Старичок проглотил переадресованный упрек. И постарался слегка оправдаться:
«И все же развиваемся понемножку, утешно смотреть на успехи… Обрастаем цивилизацией — вот даже наукой… Да я, если хотите, если говорить вашим языком, — умеренный прогрессист!..»
«Ха-ха-ха-ха-ха!» — от души рассмеялся Герцен.
«А что придумаете вы, скорее? Есть ли у вас-то такая сила?» — Старичок был, оказывается, порой язвителен.
«Да, — поник головой Александр Иванович, — жизнь отучает от безоглядной веры в себя. Жестоко бьет. Но может… все-таки стоит попробовать?..»
Пришелец долго на этот раз молчал.
«Вообще сказать… разуверился я теперь окончательно…» — Посетитель с долгим носом выглядел сейчас сиротливым и даже как будто пьяненьким и походил не то на завзятого монархиста, прогнанного работниками с митинга, не то на Сазонова в безденежье.
«Да вы шельмуете, гость мой! Отстаете от своих обязанностей!»
Старичок встрепенулся, поправил сырую хламиду — ему почудилось, что его сейчас попросят от камина. И посмотрел беспокойным оком… Глаза у него были привычные ко всему и с хитрецой…
«Так ведь должно же быть — для кого. Жатва зрела, да жателей мало! (Это, вспомнил Герцен, было по Библии.) И ожидающих жатвы мало…»
Тут и заключались резоны гостя: надо, чтобы было для кого! Раздосадованный и так и не согревшийся у слегка дымящего здешнего камина, старичок закрыл за собой дверь.
…В ненастном Лондоне перед рассветом вот такие чудеса бывают порой, потер пальцами виски Александр Иванович.
И все же: чем жить, если он выживет теперь? Вот каков был главный вопрос, ответ на который, в свою очередь, обеспечивал возможность существования. Кризис его верований болезненным образом затягивался. Герцен не умел жить с опустошенностью внутри.
Быть может, так: если в тебе есть что-то годное, глубоко затрагивающее других — так оно не пропадет. (Природа экономна…) То не пропадет! Обретет прорастающую силу. А в нем есть самобытное, не подгоняемое под общий уровень. Низвести же себя под уровень окружающего он не мог и не хотел, это и не удастся окончательно — только себя ломать… Вывод: свободный человек, может быть, совсем и не нужен в сегодняшнем мире, но отсюда не следует, что он должен поступать против своих убеждений!
Может быть… малая надежда: самоочищаются колодцы… Так и сегодняшняя Европа очистится от наживы и насилия.
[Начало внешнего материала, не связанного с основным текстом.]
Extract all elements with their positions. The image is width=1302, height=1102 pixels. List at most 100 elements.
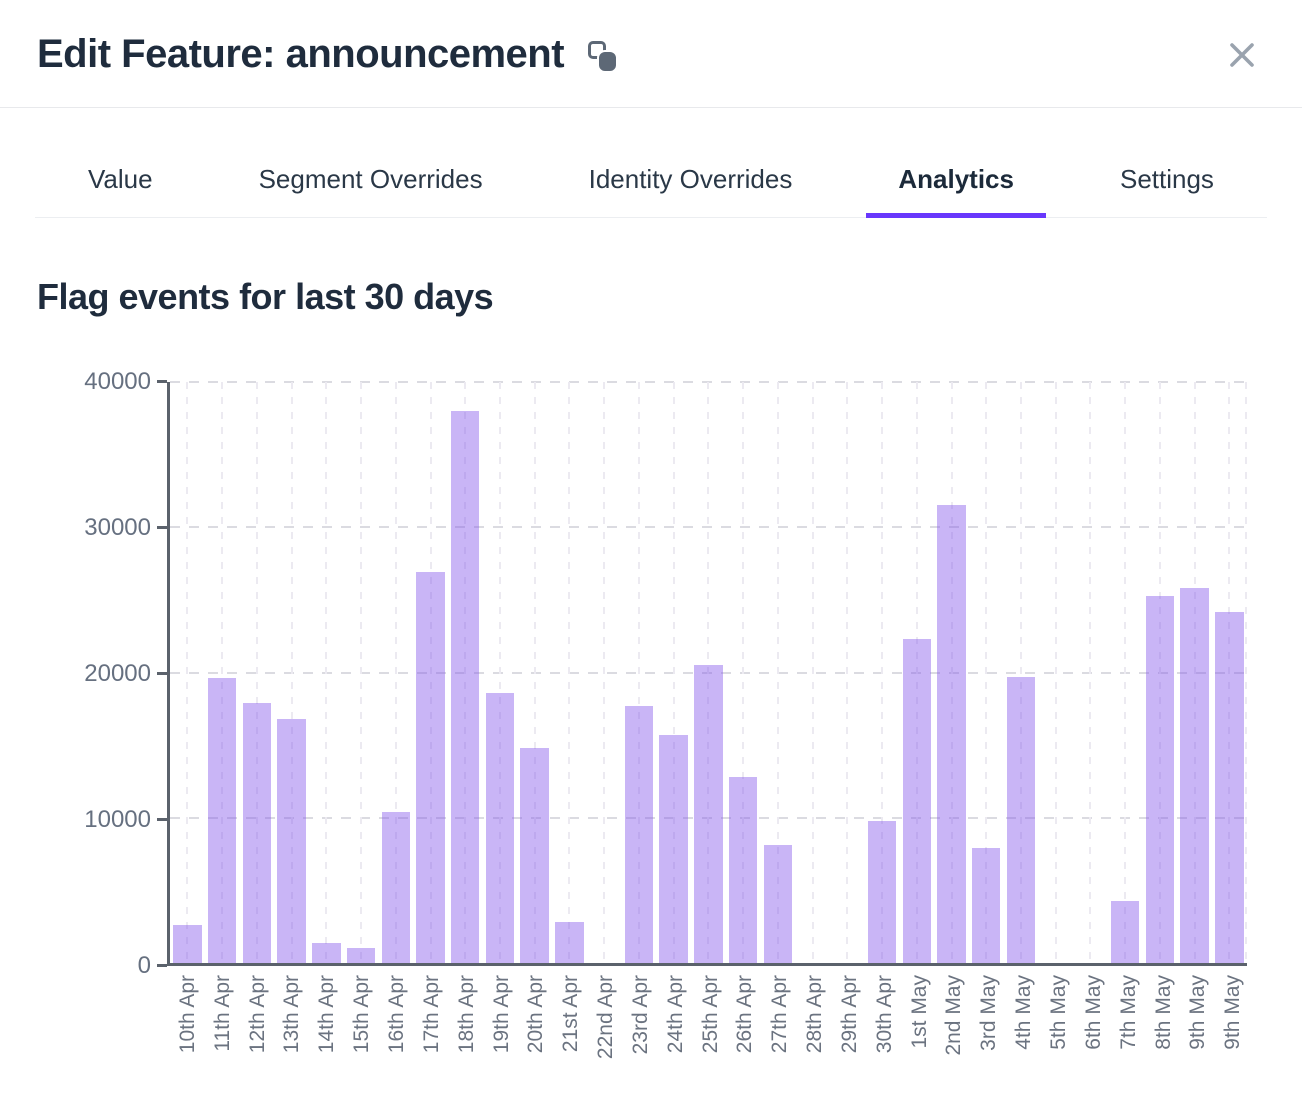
chart-slot: [170, 382, 205, 963]
x-tick-label: 6th May: [1081, 975, 1105, 1050]
x-tick: 6th May: [1076, 975, 1111, 1050]
tab-analytics[interactable]: Analytics: [866, 108, 1046, 218]
tab-settings[interactable]: Settings: [1088, 108, 1246, 218]
bar-17th-apr: [416, 572, 445, 963]
x-tick-label: 8th May: [1151, 975, 1175, 1050]
x-tick-label: 29th Apr: [837, 975, 861, 1054]
x-tick-label: 17th Apr: [419, 975, 443, 1054]
close-button[interactable]: [1226, 39, 1258, 71]
bar-24th-apr: [659, 734, 688, 963]
x-tick-label: 4th May: [1012, 975, 1036, 1050]
x-tick-label: 19th Apr: [489, 975, 513, 1054]
bar-1st-may: [902, 639, 932, 963]
chart-slot: [274, 382, 309, 963]
x-tick-label: 9th May: [1221, 975, 1245, 1050]
x-tick-label: 18th Apr: [454, 975, 478, 1054]
copy-icon[interactable]: [588, 40, 620, 75]
x-tick: 18th Apr: [449, 975, 484, 1053]
chart-slot: [969, 382, 1004, 963]
y-tick-label: 20000: [84, 660, 151, 687]
tab-identity-overrides[interactable]: Identity Overrides: [557, 108, 825, 218]
chart-slot: [1038, 382, 1073, 963]
bar-4th-may: [1006, 676, 1036, 963]
chart-slot: [1143, 382, 1178, 963]
x-tick: 24th Apr: [658, 975, 693, 1053]
x-tick: 3rd May: [971, 975, 1006, 1051]
chart-slot: [760, 382, 795, 963]
chart-slot: [622, 382, 657, 963]
bar-21st-apr: [555, 922, 584, 963]
bar-7th-may: [1110, 900, 1140, 963]
chart-slot: [726, 382, 761, 963]
bar-26th-apr: [728, 777, 758, 963]
x-tick-label: 15th Apr: [350, 975, 374, 1054]
x-tick-label: 12th Apr: [245, 975, 269, 1054]
chart-slot: [691, 382, 726, 963]
x-tick: 10th Apr: [170, 975, 205, 1053]
bar-3rd-may: [972, 848, 1001, 963]
y-tick-mark: [157, 672, 167, 675]
chart-slot: [1212, 382, 1247, 963]
bar-8th-may: [1145, 595, 1175, 963]
gridline: [186, 382, 189, 963]
x-tick-label: 28th Apr: [803, 975, 827, 1054]
chart-slot: [517, 382, 552, 963]
x-tick: 19th Apr: [484, 975, 519, 1053]
plot-area: [167, 381, 1247, 966]
bar-2nd-may: [937, 505, 966, 963]
chart-slot: [795, 382, 830, 963]
x-axis: 10th Apr 11th Apr 12th Apr 13th Apr 14th Apr…: [170, 975, 1250, 1059]
y-tick-mark: [157, 818, 167, 821]
y-tick-label: 0: [137, 952, 151, 979]
copy-icon-front-square: [597, 49, 619, 73]
x-tick: 22nd Apr: [588, 975, 623, 1059]
x-tick-label: 23rd Apr: [628, 975, 652, 1055]
x-tick: 1st May: [902, 975, 937, 1049]
chart-slot: [1108, 382, 1143, 963]
x-tick: 9th May: [1180, 975, 1215, 1050]
gridline: [568, 382, 571, 963]
x-tick-label: 1st May: [907, 975, 931, 1049]
gridline: [1089, 382, 1092, 963]
chart-slot: [830, 382, 865, 963]
gridline: [846, 382, 849, 963]
bar-19th-apr: [485, 692, 515, 963]
y-tick-label: 10000: [84, 806, 151, 833]
y-tick-mark: [157, 526, 167, 529]
chart-slot: [309, 382, 344, 963]
x-tick-label: 5th May: [1047, 975, 1071, 1050]
x-tick-label: 20th Apr: [524, 975, 548, 1054]
tab-bar: Value Segment Overrides Identity Overrid…: [35, 108, 1267, 218]
x-tick-label: 30th Apr: [872, 975, 896, 1054]
x-tick: 28th Apr: [797, 975, 832, 1053]
chart-slot: [552, 382, 587, 963]
bar-9th-may: [1180, 588, 1209, 963]
modal-header: Edit Feature: announcement: [0, 0, 1302, 108]
x-tick-label: 2nd May: [942, 975, 966, 1056]
gridline: [811, 382, 814, 963]
x-tick-label: 25th Apr: [698, 975, 722, 1054]
x-tick-label: 14th Apr: [315, 975, 339, 1054]
x-tick-label: 21st Apr: [559, 975, 583, 1053]
y-tick-label: 40000: [84, 368, 151, 395]
bar-11th-apr: [207, 678, 237, 963]
bar-27th-apr: [763, 845, 793, 963]
gridline: [360, 382, 363, 963]
x-tick: 8th May: [1146, 975, 1181, 1050]
bar-15th-apr: [346, 948, 376, 963]
chart-slot: [656, 382, 691, 963]
tab-segment-overrides[interactable]: Segment Overrides: [227, 108, 515, 218]
x-tick: 20th Apr: [518, 975, 553, 1053]
bar-23rd-apr: [624, 705, 654, 963]
flag-events-chart: 0 10000 20000 30000 40000: [37, 368, 1265, 979]
gridline: [1054, 382, 1057, 963]
x-tick-label: 22nd Apr: [594, 975, 618, 1060]
x-tick: 30th Apr: [867, 975, 902, 1053]
close-icon: [1230, 42, 1254, 67]
x-tick: 4th May: [1006, 975, 1041, 1050]
chart-slot: [448, 382, 483, 963]
bar-14th-apr: [312, 942, 341, 963]
x-tick: 16th Apr: [379, 975, 414, 1053]
tab-value[interactable]: Value: [56, 108, 185, 218]
dialog-title: Edit Feature: announcement: [37, 32, 565, 76]
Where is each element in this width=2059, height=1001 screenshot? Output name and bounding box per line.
А главное — он не может быть «отсутствующим» на родине. Делать что-то для России!
Он будет служить будущему, решил Александр Иванович, даже если его сегодняшние усилия почти не пригодятся ему и войдут в него в неузнаваемом виде — всего лишь как моллюски входят в основание коралла… Что же, что ему самому не нравится такое «бессмертие» и такой смысл деятельности, что же с этим делать? Смысл — за пределами личных усилий. Затмение — и он не видит его сейчас…
Бывает пора смирения и искуса. Он разучивал сейчас для себя смирение и собирал в кулак мужество. Он готов стать даже частицей отдаленного будущего блага, влить себя хотя бы каплей в общий поток: если он не видит в яви перед собой своей цели, то так и станется — только частицей и каплей… Но оно все же лучше, чем бездействовать…
Теперь о том, для кого и для чего нужны его усилия. О «жателях», которых действительно мало.
Они к тому же, сказал он себе, еще и не знают, что мы им нужны… Но страшно, если нас не окажется!